CCPIT's initiative last year to form the mediation center underlines China's intent to smooth the edges of a key trade relationship rocked by repeated U.S. criticism of China's foreign exchange regime and intellectual property right protection efforts. The U.S. is China's second largest trading partner after Japan.

The yuan is only convertible on the trade account and even then is kept in a tight band around 8.227 to the U.S. dollar, giving China what critics say is an unfair export advantage because the yuan's value has fallen in tandem with the dollar's over the past year.

Rising Trade Volume Feeds Disputes

Stipanowich said the need for alternative methods of business dispute resolution between U.S. and Chinese companies has been heightened by "an all-time high" China-U.S. trade volume of $126.3 billion in 2003.

That figure compares with China's total trade volume of $851 billion in 2003, powered by 34.6% year-on-year rise in exports to $438.37 billion and a 39.9% on- year increase in imports to $412.84 billion in the same period.

"Whenever you have cross border transactions, there are always (disputes) ...including different cultural expectations, political issues and just basic communication problems that may not emerge within a purely domestic business transaction," Stipanowich said.
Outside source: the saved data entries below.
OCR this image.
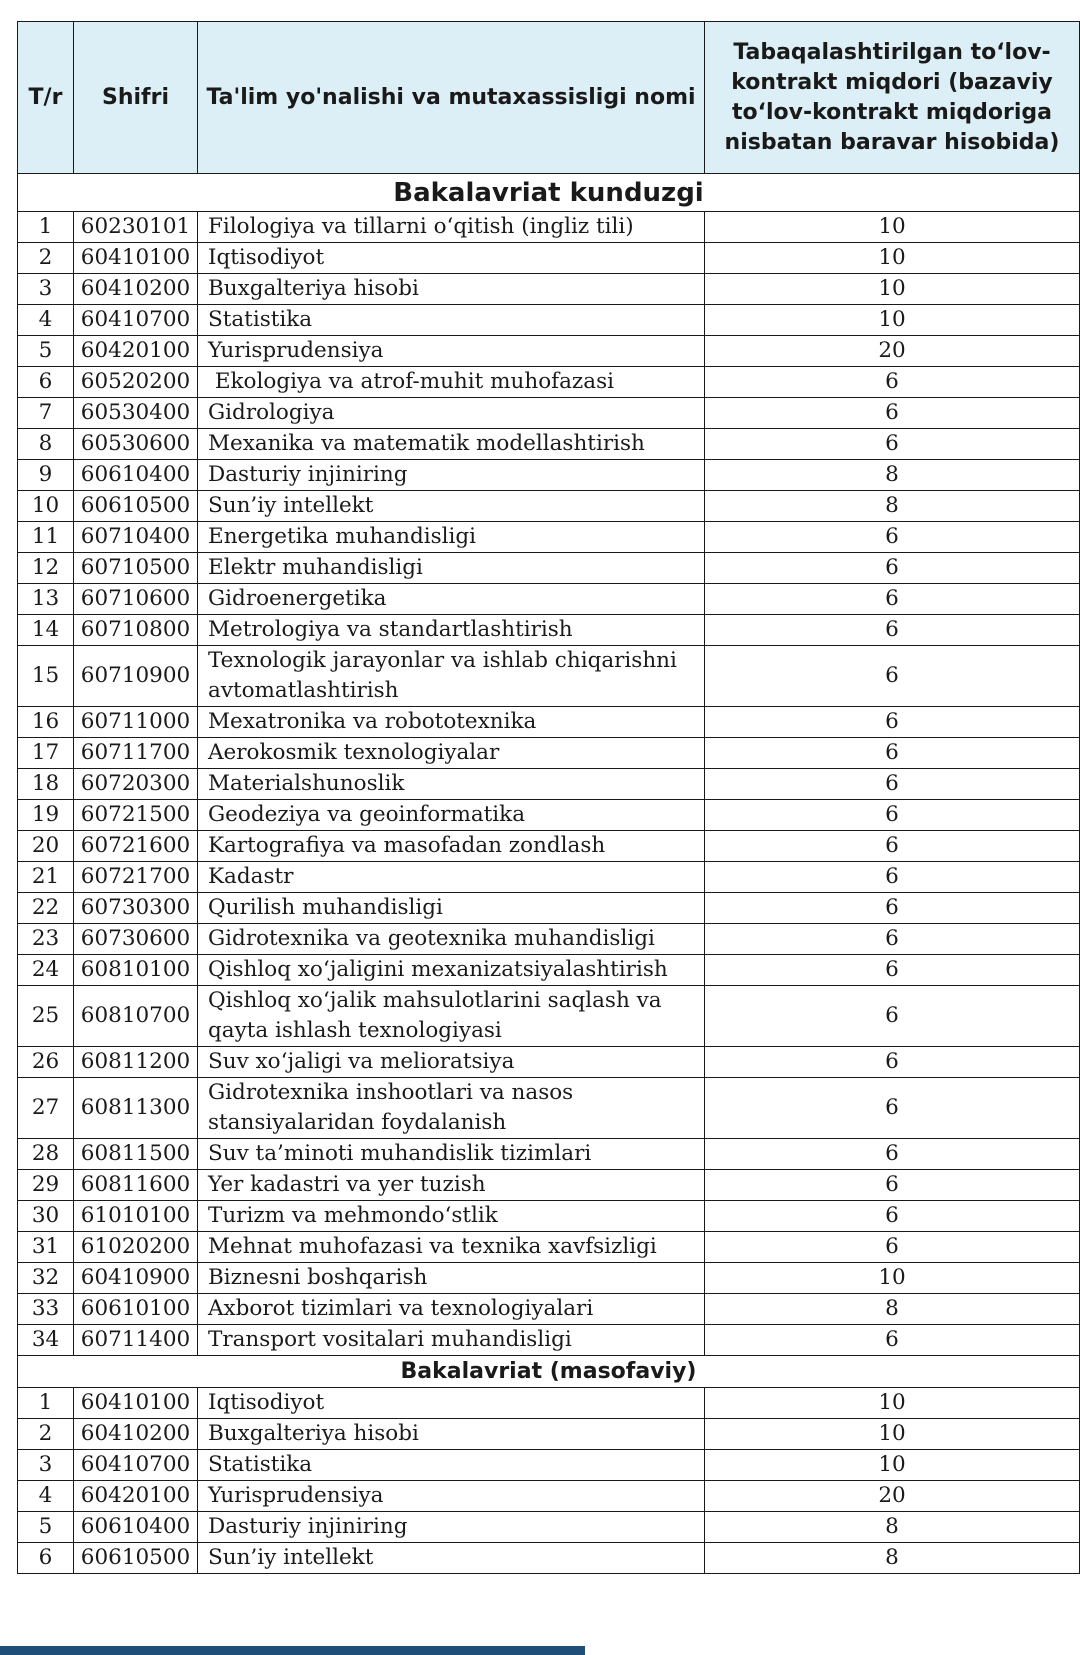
T/r	Shifri	Ta'lim yo'nalishi va mutaxassisligi nomi	Tabaqalashtirilgan to‘lov-kontrakt miqdori (bazaviy to‘lov-kontrakt miqdoriga nisbatan baravar hisobida)
Bakalavriat kunduzgi			
1	60230101	Filologiya va tillarni o‘qitish (ingliz tili)	10
2	60410100	Iqtisodiyot	10
3	60410200	Buxgalteriya hisobi	10
4	60410700	Statistika	10
5	60420100	Yurisprudensiya	20
6	60520200	Ekologiya va atrof-muhit muhofazasi	6
7	60530400	Gidrologiya	6
8	60530600	Mexanika va matematik modellashtirish	6
9	60610400	Dasturiy injiniring	8
10	60610500	Sun’iy intellekt	8
11	60710400	Energetika muhandisligi	6
12	60710500	Elektr muhandisligi	6
13	60710600	Gidroenergetika	6
14	60710800	Metrologiya va standartlashtirish	6
15	60710900	Texnologik jarayonlar va ishlab chiqarishni avtomatlashtirish	6
16	60711000	Mexatronika va robototexnika	6
17	60711700	Aerokosmik texnologiyalar	6
18	60720300	Materialshunoslik	6
19	60721500	Geodeziya va geoinformatika	6
20	60721600	Kartografiya va masofadan zondlash	6
21	60721700	Kadastr	6
22	60730300	Qurilish muhandisligi	6
23	60730600	Gidrotexnika va geotexnika muhandisligi	6
24	60810100	Qishloq xo‘jaligini mexanizatsiyalashtirish	6
25	60810700	Qishloq xo‘jalik mahsulotlarini saqlash va qayta ishlash texnologiyasi	6
26	60811200	Suv xo‘jaligi va melioratsiya	6
27	60811300	Gidrotexnika inshootlari va nasos stansiyalaridan foydalanish	6
28	60811500	Suv ta’minoti muhandislik tizimlari	6
29	60811600	Yer kadastri va yer tuzish	6
30	61010100	Turizm va mehmondo‘stlik	6
31	61020200	Mehnat muhofazasi va texnika xavfsizligi	6
32	60410900	Biznesni boshqarish	10
33	60610100	Axborot tizimlari va texnologiyalari	8
34	60711400	Transport vositalari muhandisligi	6
Bakalavriat (masofaviy)			
1	60410100	Iqtisodiyot	10
2	60410200	Buxgalteriya hisobi	10
3	60410700	Statistika	10
4	60420100	Yurisprudensiya	20
5	60610400	Dasturiy injiniring	8
6	60610500	Sun’iy intellekt	8
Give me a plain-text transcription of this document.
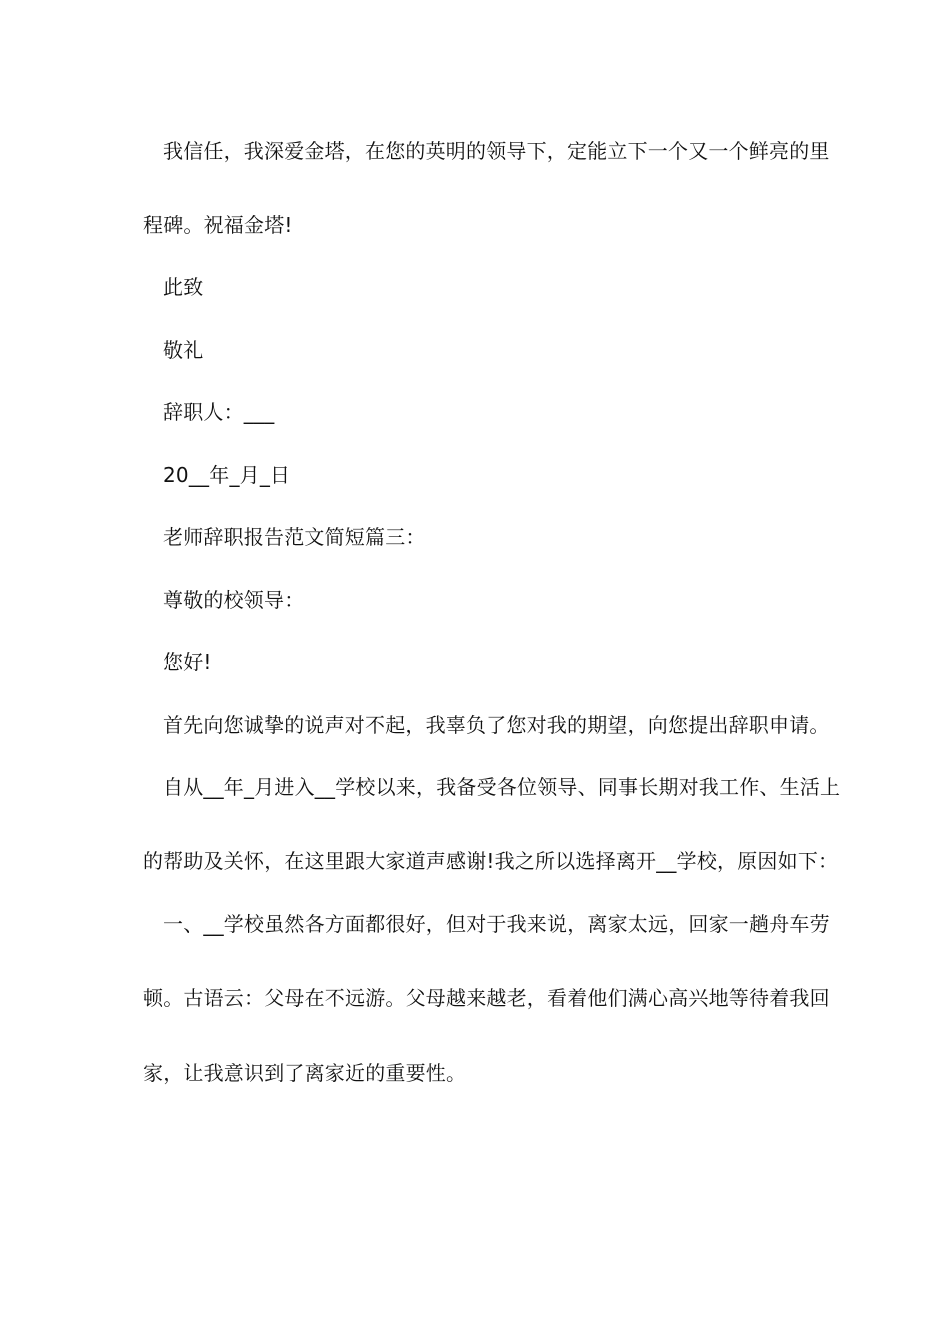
我信任，我深爱金塔，在您的英明的领导下，定能立下一个又一个鲜亮的里
程碑。祝福金塔!
此致
敬礼
辞职人：___
20__年_月_日
老师辞职报告范文简短篇三：
尊敬的校领导：
您好!
首先向您诚挚的说声对不起，我辜负了您对我的期望，向您提出辞职申请。
自从__年_月进入__学校以来，我备受各位领导、同事长期对我工作、生活上
的帮助及关怀，在这里跟大家道声感谢!我之所以选择离开__学校，原因如下：
一、__学校虽然各方面都很好，但对于我来说，离家太远，回家一趟舟车劳
顿。古语云：父母在不远游。父母越来越老，看着他们满心高兴地等待着我回
家，让我意识到了离家近的重要性。
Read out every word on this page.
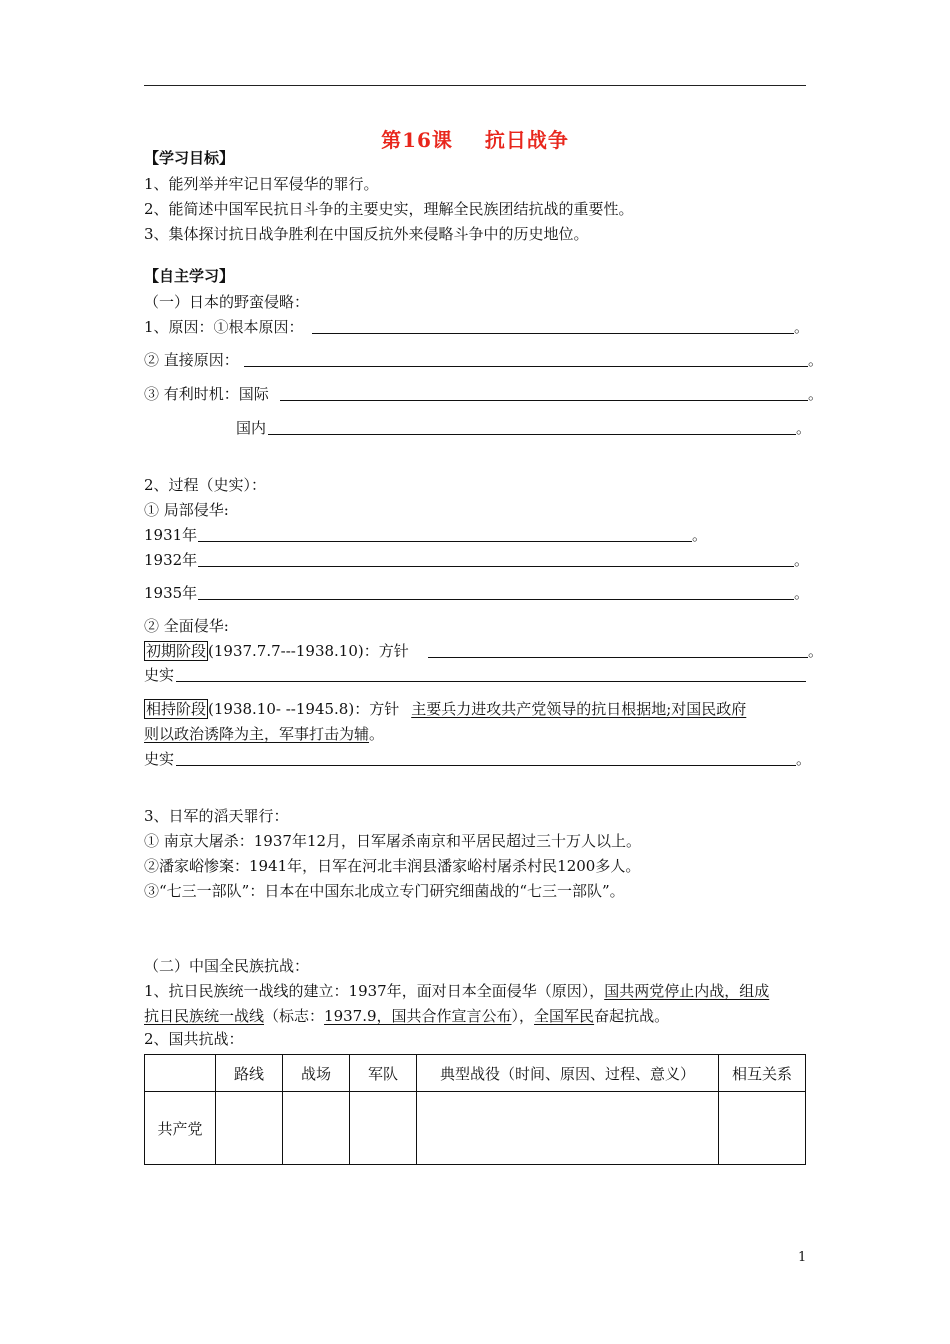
第16课 抗日战争
【学习目标】
1、能列举并牢记日军侵华的罪行。
2、能简述中国军民抗日斗争的主要史实，理解全民族团结抗战的重要性。
3、集体探讨抗日战争胜利在中国反抗外来侵略斗争中的历史地位。
【自主学习】
（一）日本的野蛮侵略：
1、原因：①根本原因：	。
② 直接原因：	。
③ 有利时机：国际	。
国内	。
2、过程（史实）：
① 局部侵华:
1931年	。
1932年	。
1935年	。
② 全面侵华:
初期阶段 (1937.7.7---1938.10)：方针	。
史实
相持阶段 (1938.10- --1945.8)：方针 主要兵力进攻共产党领导的抗日根据地;对国民政府
则以政治诱降为主，军事打击为辅。
史实	。
3、日军的滔天罪行：
① 南京大屠杀：1937年12月，日军屠杀南京和平居民超过三十万人以上。
②潘家峪惨案：1941年，日军在河北丰润县潘家峪村屠杀村民1200多人。
③“七三一部队”：日本在中国东北成立专门研究细菌战的“七三一部队”。
（二）中国全民族抗战：
1、抗日民族统一战线的建立：1937年，面对日本全面侵华（原因），国共两党停止内战，组成
抗日民族统一战线（标志：1937.9，国共合作宣言公布），全国军民奋起抗战。
2、国共抗战：
	路线	战场	军队	典型战役（时间、原因、过程、意义）	相互关系
共产党					
1
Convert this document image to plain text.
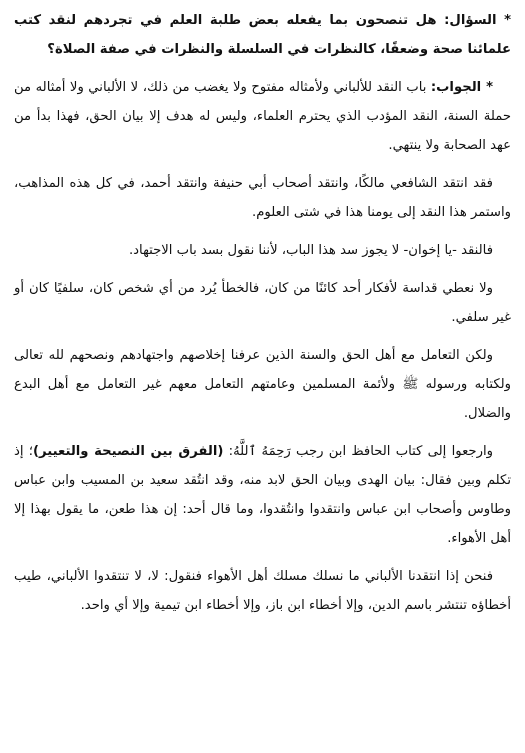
* السؤال: هل تنصحون بما يفعله بعض طلبة العلم في تجردهم لنقد كتب علمائنا صحة وضعفًا، كالنظرات في السلسلة والنظرات في صفة الصلاة؟

* الجواب: باب النقد للألباني ولأمثاله مفتوح ولا يغضب من ذلك، لا الألباني ولا أمثاله من حملة السنة، النقد المؤدب الذي يحترم العلماء، وليس له هدف إلا بيان الحق، فهذا بدأ من عهد الصحابة ولا ينتهي.

فقد انتقد الشافعي مالكًا، وانتقد أصحاب أبي حنيفة وانتقد أحمد، في كل هذه المذاهب، واستمر هذا النقد إلى يومنا هذا في شتى العلوم.

فالنقد -يا إخوان- لا يجوز سد هذا الباب، لأننا نقول بسد باب الاجتهاد.

ولا نعطي قداسة لأفكار أحد كائنًا من كان، فالخطأ يُرد من أي شخص كان، سلفيًا كان أو غير سلفي.

ولكن التعامل مع أهل الحق والسنة الذين عرفنا إخلاصهم واجتهادهم ونصحهم لله تعالى ولكتابه ورسوله ﷺ ولأئمة المسلمين وعامتهم التعامل معهم غير التعامل مع أهل البدع والضلال.

وارجعوا إلى كتاب الحافظ ابن رجب رَحِمَهُ ٱللَّهُ: (الفرق بين النصيحة والتعيير)؛ إذ تكلم وبين فقال: بيان الهدى وبيان الحق لابد منه، وقد انتُقد سعيد بن المسيب وابن عباس وطاوس وأصحاب ابن عباس وانتقدوا وانتُقدوا، وما قال أحد: إن هذا طعن، ما يقول بهذا إلا أهل الأهواء.

فنحن إذا انتقدنا الألباني ما نسلك مسلك أهل الأهواء فنقول: لا، لا تنتقدوا الألباني، طيب أخطاؤه تنتشر باسم الدين، وإلا أخطاء ابن باز، وإلا أخطاء ابن تيمية وإلا أي واحد.
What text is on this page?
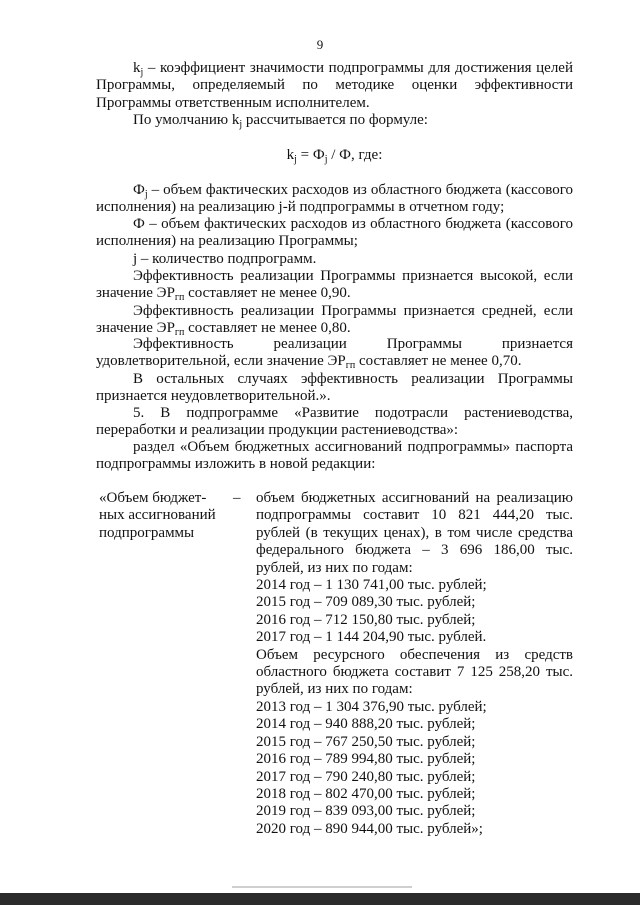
9

$k_j$ – коэффициент значимости подпрограммы для достижения целей Программы, определяемый по методике оценки эффективности Программы ответственным исполнителем.

По умолчанию $k_j$ рассчитывается по формуле:

$k_j = Ф_j / Ф$, где:

$Ф_j$ – объем фактических расходов из областного бюджета (кассового исполнения) на реализацию j-й подпрограммы в отчетном году;

Ф – объем фактических расходов из областного бюджета (кассового исполнения) на реализацию Программы;

j – количество подпрограмм.

Эффективность реализации Программы признается высокой, если значение $ЭР_{гп}$ составляет не менее 0,90.

Эффективность реализации Программы признается средней, если значение $ЭР_{гп}$ составляет не менее 0,80.

Эффективность реализации Программы признается удовлетворительной, если значение $ЭР_{гп}$ составляет не менее 0,70.

В остальных случаях эффективность реализации Программы признается неудовлетворительной.».

5. В подпрограмме «Развитие подотрасли растениеводства, переработки и реализации продукции растениеводства»:

раздел «Объем бюджетных ассигнований подпрограммы» паспорта подпрограммы изложить в новой редакции:

«Объем бюджет-
ных ассигнований
подпрограммы
– объем бюджетных ассигнований на реализацию подпрограммы составит 10 821 444,20 тыс. рублей (в текущих ценах), в том числе средства федерального бюджета – 3 696 186,00 тыс. рублей, из них по годам:

2014 год – 1 130 741,00 тыс. рублей;
2015 год – 709 089,30 тыс. рублей;
2016 год – 712 150,80 тыс. рублей;
2017 год – 1 144 204,90 тыс. рублей.

Объем ресурсного обеспечения из средств областного бюджета составит 7 125 258,20 тыс. рублей, из них по годам:

2013 год – 1 304 376,90 тыс. рублей;
2014 год – 940 888,20 тыс. рублей;
2015 год – 767 250,50 тыс. рублей;
2016 год – 789 994,80 тыс. рублей;
2017 год – 790 240,80 тыс. рублей;
2018 год – 802 470,00 тыс. рублей;
2019 год – 839 093,00 тыс. рублей;
2020 год – 890 944,00 тыс. рублей»;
CCPIT and the CPR Institute will select and train a total of 48 individuals by the end of 2004 to serve as the center's first cadre of professional mediators.

"Our goal is to select people who will help to credential the program (such as) distinguished practitioners of the law or leaders in the business community with skill as mediators," Stipanowich said.

Those mediators will be tasked to resolve possibly hundreds of annual business disputes between Chinese and U.S. companies ranging from contract interpretation and quality of performance to IPR issues.

Stipanowich said the success of the new mediation center hinges on educating companies that might have need of its services as well as Chinese judges that have the power to refer legal disputes to mediation.

The flexibility and relative informality that the new center offers will be a welcome alternative to traditional legal recourse, Stipanowich said.

"An informal process like (mediation) can mold itself to the needs of its participants," he said.

"It's a consensual process that puts the (disputing) parties in the driver seat...ultimately its up to (them) to decide when and how (they'll) solve it."